Next Stop, the Political Twilight Zone
American Spectator - Friday February 5, 2016
Not defeat, but rather how one responds to it, determines “winners” and “losers.” Winners say, “Congratulations.” Losers affirm their designation by barking, “You cheated.”
Donald Trump, after uncharacteristic graciousness in defeat Monday night, emerged as himself by accusing Ted Cruz of stealing the Iowa caucuses from him. At least Al Gore could claim he won the popular vote. The Donald lost convincingly to a man down five in the polls entering the contest. But he’s convinced he didn’t lose.
Trump, using his preferred means of discourse, tweeted: “The State of Iowa should disqualify Ted Cruz from the most recent election on the basis that he cheated—a total fraud!” The allegation stems from the Cruz campaign urging Ben Carson supporters to vote for the Texas senator because of a CNN report that indicated the neurosurgeon planned to go home rather than to New Hampshire after Iowa. Reflected Trump, “I think those votes should be taken away.”
Losing gives us a lesson if we listen. Monday shouted the importance of campaign organization, not merely candidate personality, in winning elections. It shook Trump by the lapels for skipping the final debate. It provided the cruel one-liner comeback to Don Rickles with worse hair, suggesting that many voters don’t care for comedian-candidates fixating on the faith or the faces of their opponents.
But Trump can’t adapt and overcome if he believes his rival’s underhandedness rather than his own over-the-topness led to the defeat.
The loss also damages the aura of inevitability Trump built around his candidacy. Cruz’s victory announces that the emperor has no clothes. Never has a candidate relied on polls over plans as Trump has. Monday night instructed the neophyte politician that the counts conducted by Gallup matter less than the one taken on election night. Those require more from supporters than merely answering the phone.
Trump enters New Hampshire as the prohibitive favorite.
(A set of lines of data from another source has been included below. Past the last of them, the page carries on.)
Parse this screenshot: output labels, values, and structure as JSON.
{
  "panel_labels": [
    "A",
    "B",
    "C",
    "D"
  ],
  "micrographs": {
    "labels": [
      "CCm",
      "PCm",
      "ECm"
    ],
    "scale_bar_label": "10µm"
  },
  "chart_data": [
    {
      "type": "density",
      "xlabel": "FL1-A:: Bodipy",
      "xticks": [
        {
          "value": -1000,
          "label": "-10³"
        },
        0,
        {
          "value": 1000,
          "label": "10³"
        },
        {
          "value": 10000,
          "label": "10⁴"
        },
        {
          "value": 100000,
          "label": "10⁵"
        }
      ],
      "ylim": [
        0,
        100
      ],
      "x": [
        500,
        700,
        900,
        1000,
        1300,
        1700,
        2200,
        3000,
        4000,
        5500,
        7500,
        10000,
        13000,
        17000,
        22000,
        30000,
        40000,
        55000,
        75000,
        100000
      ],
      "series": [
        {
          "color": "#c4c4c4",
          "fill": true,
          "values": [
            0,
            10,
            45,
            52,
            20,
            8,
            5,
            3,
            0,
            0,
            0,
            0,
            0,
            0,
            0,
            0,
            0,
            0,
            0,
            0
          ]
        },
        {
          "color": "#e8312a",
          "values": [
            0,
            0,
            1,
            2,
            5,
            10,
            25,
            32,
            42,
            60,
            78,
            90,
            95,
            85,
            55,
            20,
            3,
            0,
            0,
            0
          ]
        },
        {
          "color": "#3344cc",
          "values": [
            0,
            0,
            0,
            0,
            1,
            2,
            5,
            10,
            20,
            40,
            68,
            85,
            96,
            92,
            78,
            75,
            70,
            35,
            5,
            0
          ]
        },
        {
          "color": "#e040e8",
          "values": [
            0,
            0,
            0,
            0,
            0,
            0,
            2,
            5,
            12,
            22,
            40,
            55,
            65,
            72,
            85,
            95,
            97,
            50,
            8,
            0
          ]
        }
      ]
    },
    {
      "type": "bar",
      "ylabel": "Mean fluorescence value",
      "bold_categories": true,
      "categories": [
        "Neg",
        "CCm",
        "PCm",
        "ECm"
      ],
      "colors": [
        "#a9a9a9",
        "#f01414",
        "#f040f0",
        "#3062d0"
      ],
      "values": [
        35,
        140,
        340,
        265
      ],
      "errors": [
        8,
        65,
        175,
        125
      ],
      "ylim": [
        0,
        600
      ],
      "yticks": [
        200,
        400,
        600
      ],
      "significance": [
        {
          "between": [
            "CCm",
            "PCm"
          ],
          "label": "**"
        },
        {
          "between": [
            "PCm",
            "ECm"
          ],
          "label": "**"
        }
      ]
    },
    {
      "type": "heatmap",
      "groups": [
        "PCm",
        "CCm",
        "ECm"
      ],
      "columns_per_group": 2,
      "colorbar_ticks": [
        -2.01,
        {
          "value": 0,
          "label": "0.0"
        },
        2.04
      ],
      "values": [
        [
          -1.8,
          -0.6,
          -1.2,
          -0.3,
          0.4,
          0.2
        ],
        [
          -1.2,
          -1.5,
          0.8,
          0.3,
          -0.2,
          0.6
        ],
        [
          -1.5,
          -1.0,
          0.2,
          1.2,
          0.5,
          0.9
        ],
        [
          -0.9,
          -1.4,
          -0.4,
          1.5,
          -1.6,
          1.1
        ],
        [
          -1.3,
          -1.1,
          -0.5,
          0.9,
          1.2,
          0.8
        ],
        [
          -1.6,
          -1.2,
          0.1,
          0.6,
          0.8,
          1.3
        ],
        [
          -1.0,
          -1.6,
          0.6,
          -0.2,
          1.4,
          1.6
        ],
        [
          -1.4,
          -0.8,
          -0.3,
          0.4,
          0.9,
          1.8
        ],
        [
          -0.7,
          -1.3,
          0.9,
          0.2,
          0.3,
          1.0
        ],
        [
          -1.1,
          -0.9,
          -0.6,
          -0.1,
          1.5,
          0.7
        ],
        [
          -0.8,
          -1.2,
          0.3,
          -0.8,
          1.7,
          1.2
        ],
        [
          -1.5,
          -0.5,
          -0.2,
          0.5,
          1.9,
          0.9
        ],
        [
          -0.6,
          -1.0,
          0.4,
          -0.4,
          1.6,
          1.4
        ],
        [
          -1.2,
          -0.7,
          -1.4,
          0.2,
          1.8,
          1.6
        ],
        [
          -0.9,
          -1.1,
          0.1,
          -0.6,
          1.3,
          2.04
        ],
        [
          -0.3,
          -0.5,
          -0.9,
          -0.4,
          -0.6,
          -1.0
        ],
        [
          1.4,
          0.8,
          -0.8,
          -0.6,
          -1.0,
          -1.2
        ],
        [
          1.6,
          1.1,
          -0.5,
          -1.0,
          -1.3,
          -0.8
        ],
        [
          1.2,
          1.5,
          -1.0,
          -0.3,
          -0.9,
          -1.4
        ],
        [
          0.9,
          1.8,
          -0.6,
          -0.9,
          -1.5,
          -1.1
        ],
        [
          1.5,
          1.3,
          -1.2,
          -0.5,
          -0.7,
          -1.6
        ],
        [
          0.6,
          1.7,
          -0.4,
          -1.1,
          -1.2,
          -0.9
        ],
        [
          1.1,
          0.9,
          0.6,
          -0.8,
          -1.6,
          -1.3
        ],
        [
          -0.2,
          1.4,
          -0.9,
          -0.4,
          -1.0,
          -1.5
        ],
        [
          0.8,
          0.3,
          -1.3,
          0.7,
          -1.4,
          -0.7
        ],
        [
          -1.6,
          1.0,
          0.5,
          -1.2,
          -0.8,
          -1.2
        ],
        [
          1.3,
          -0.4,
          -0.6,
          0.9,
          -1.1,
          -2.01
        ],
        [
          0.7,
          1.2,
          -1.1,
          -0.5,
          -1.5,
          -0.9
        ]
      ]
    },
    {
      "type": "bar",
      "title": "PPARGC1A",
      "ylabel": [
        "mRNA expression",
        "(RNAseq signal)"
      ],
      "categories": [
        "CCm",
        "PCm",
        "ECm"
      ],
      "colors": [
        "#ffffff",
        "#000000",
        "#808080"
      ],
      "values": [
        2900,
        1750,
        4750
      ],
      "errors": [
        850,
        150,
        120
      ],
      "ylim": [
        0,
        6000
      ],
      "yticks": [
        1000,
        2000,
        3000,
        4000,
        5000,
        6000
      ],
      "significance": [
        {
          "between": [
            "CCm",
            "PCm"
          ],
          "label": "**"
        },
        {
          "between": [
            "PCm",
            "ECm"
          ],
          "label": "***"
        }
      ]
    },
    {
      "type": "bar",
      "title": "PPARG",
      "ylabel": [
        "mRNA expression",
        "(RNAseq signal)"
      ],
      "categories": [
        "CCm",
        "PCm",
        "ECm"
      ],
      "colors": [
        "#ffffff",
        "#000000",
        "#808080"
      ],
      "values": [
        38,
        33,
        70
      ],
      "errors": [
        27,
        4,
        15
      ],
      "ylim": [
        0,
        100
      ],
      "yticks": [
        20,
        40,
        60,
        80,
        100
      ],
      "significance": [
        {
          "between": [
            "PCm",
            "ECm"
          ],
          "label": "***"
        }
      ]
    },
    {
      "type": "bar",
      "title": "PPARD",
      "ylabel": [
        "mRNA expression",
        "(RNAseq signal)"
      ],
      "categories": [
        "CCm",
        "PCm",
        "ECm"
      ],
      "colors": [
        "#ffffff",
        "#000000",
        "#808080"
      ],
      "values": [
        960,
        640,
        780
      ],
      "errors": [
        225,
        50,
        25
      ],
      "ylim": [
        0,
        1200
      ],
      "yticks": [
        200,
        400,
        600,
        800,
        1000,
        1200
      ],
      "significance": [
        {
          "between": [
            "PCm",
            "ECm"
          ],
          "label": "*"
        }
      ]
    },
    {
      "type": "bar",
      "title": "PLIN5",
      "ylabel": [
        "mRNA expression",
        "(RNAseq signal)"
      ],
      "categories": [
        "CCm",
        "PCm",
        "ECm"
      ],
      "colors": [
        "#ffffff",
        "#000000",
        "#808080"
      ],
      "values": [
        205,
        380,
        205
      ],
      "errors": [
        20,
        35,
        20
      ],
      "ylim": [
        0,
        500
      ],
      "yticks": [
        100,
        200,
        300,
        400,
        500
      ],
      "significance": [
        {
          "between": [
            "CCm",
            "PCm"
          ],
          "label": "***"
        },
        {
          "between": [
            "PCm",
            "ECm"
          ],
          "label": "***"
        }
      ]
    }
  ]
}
The state’s libertarian streak does not favor a nasally voiced candidate who conjures up the idea of a megachurch pastor more than a president. And with John Kasich, Jeb Bush, and Chris Christie not taking the hint offered by Iowa voters, Trump’s other rival, Marco Rubio, suffers by splitting the establishment vote. It’s Trump’s to lose, and one senses that unlike Iowa — with its evangelicals, rural folk picturing Trump in farmer’s overalls, and occasional need for a translator for the billionaire’s Queensspeak — New Hampshire gives Trump a yuge Tuesday.
Mike Huckabee, Rick Santorum, and Rand Paul took the hint and this week joined dropouts Rick Perry, George Pataki, Lindsey Graham, Scott Walker, and Bobby Jindal. Santorum and Huckabee, respectively, won the last two Iowa caucuses, and Paul, who finished a respectable fifth Monday in a field of twelve, seemed poised to improve his standing in the epicenter of the Free State Project. Meanwhile Jim Gilmore, like the Black Night in Monty Python and the Holy Grail, fights on. Nothing makes sense anymore.
On the Democratic side, a Gus Hall-like figure, in age and ideology, emerges as the pied-piper of youth. Like all septuagenarians who spend their time hanging out with teenagers, Bernie Sanders gives off a creepy vibe. When Bernie reached an age not much older than his average supporter, he preached that abstinence causes cervical cancer and ridiculed puritanical Americans for clothing their children. That the former secretary of state, senator, and first lady trails the Brooklyn Bizarro in the Granite State indicates the less than granite state of her candidacy.
Whereas Republicans chatter about a fake scandal coming out of Iowa, Democrats largely ignore a real one. The Des Moines Register calls the secretive process that resulted in a razor-thin Clinton victory a “debacle” that “reeks of autocracy.” The newspaper wants a release of the raw numbers, the specifics on the coin flips that awarded precincts to Clinton, and an audit of the vote. But transparency’s just not the Hillary way. At least that’s what her emails say.
A socialist leading the polls in Live Free or Die Land, the two past winners of the Iowa caucuses mustering less than three percent and no delegates between them, and a Bush and a Clinton facing rejection by the parties habituated to nominating Bushes and Clintons all indicate that politics as usual proves unusual over the next ten months.
In the political Twilight Zone in which we live, the political class wonders why voters don’t do as they wish. The voters long wondered why the political class did not do as they wish. The latter catalyzed the former, and until politicians figure that out the politics of catharsis represented by Bernie and Donald continues to take anger out on them.
Losing indeed offers lessons if we listen. But in this noisy season, hearing anything above the clamor proves difficult.